On the fundamental equations of piezoelasticity of quasicrystal media

The three-dimensional fundamental equations of elasticity of quasicrystals with extension to quasi-static electric effect are expresses in both differential and variational invariant forms for a regular region of quasicrystal material. The principle of conservation of energy is stated for the regular region and the constitutive relations are obtained for the piezoelasticity of material. A theorem is proved for the uniqueness in solutions of the fundamental equations by means of the energy argument. The sufficient boundary and initial conditions are enumerated for the uniqueness.
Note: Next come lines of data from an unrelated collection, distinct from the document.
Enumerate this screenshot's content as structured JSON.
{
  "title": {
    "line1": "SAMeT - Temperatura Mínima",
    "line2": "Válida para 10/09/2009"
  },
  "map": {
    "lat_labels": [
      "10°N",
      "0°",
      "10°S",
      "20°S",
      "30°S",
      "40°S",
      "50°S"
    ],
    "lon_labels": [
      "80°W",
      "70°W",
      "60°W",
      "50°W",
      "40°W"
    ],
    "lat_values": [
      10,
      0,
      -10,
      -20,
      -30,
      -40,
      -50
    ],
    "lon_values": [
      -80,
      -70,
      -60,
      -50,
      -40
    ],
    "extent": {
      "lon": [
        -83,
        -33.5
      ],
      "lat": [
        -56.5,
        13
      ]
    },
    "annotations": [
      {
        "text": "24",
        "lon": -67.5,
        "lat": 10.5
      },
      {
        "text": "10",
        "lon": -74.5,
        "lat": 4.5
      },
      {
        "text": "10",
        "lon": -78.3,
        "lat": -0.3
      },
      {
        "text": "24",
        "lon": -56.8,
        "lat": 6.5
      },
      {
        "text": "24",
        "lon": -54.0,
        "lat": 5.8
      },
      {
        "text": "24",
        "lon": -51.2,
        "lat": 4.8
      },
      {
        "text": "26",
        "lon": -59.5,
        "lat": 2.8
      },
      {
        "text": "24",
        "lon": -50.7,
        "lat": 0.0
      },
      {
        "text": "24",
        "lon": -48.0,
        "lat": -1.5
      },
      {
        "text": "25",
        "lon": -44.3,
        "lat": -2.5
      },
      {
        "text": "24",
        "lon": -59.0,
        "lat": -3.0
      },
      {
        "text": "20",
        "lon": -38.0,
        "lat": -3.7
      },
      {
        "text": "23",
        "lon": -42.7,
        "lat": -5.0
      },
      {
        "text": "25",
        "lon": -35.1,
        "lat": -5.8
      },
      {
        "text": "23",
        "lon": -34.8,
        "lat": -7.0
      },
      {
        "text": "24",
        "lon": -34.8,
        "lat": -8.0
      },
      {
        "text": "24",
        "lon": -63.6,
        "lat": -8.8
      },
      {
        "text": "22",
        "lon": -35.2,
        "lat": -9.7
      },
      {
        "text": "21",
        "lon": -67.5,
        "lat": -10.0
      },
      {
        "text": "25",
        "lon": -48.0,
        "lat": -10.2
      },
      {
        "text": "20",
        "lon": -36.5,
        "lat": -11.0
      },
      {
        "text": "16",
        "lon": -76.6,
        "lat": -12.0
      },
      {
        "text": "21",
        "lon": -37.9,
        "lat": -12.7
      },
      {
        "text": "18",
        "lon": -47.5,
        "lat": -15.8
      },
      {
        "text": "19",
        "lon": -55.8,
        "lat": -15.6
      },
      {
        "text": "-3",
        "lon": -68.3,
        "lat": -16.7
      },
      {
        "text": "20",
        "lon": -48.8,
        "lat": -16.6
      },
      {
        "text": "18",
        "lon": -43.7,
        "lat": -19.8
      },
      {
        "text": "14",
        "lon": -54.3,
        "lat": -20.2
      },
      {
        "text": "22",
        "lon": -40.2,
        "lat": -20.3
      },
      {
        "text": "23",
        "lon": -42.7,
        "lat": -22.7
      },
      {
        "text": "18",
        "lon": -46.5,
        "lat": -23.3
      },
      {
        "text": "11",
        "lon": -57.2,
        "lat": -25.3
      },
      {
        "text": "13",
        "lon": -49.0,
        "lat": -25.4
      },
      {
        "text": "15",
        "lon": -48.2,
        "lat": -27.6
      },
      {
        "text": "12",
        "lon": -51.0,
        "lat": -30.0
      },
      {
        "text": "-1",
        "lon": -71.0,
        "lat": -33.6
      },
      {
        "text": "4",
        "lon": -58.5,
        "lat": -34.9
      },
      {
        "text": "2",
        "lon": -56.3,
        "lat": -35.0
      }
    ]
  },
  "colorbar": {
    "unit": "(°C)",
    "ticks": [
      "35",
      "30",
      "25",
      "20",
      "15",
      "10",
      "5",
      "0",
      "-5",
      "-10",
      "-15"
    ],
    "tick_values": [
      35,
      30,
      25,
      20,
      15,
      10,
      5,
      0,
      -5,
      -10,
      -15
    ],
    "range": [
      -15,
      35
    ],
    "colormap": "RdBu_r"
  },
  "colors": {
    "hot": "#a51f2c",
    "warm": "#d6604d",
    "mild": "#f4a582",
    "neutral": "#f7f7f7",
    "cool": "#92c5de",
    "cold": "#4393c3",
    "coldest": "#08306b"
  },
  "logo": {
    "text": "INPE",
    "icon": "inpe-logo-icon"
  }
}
Hamilton’s principle is stated for the regular region and a three-field variational principle is obtained under some constraint conditions. The constraint conditions, which are generally undesirable in computation, are removed by applying an involutory transformation. Then, a unified variational principle is obtained for the regular region, with one or more fixed internal surface of discontinuity. The variational principle operating on all the field variables generates all the fundamental equations of piezoelasticity of quasicrystals under the symmetry conditions of the phonon stress tensor and the initial conditions. The resulting equations, which are expressible in any system of coordinates and may be used through simultaneous approximation upon all the field variables in a direct method of solutions, pave the way to the study of important dislocation, fracture and interface problems of both elasticity and piezoelasticity of quasicrystal materials.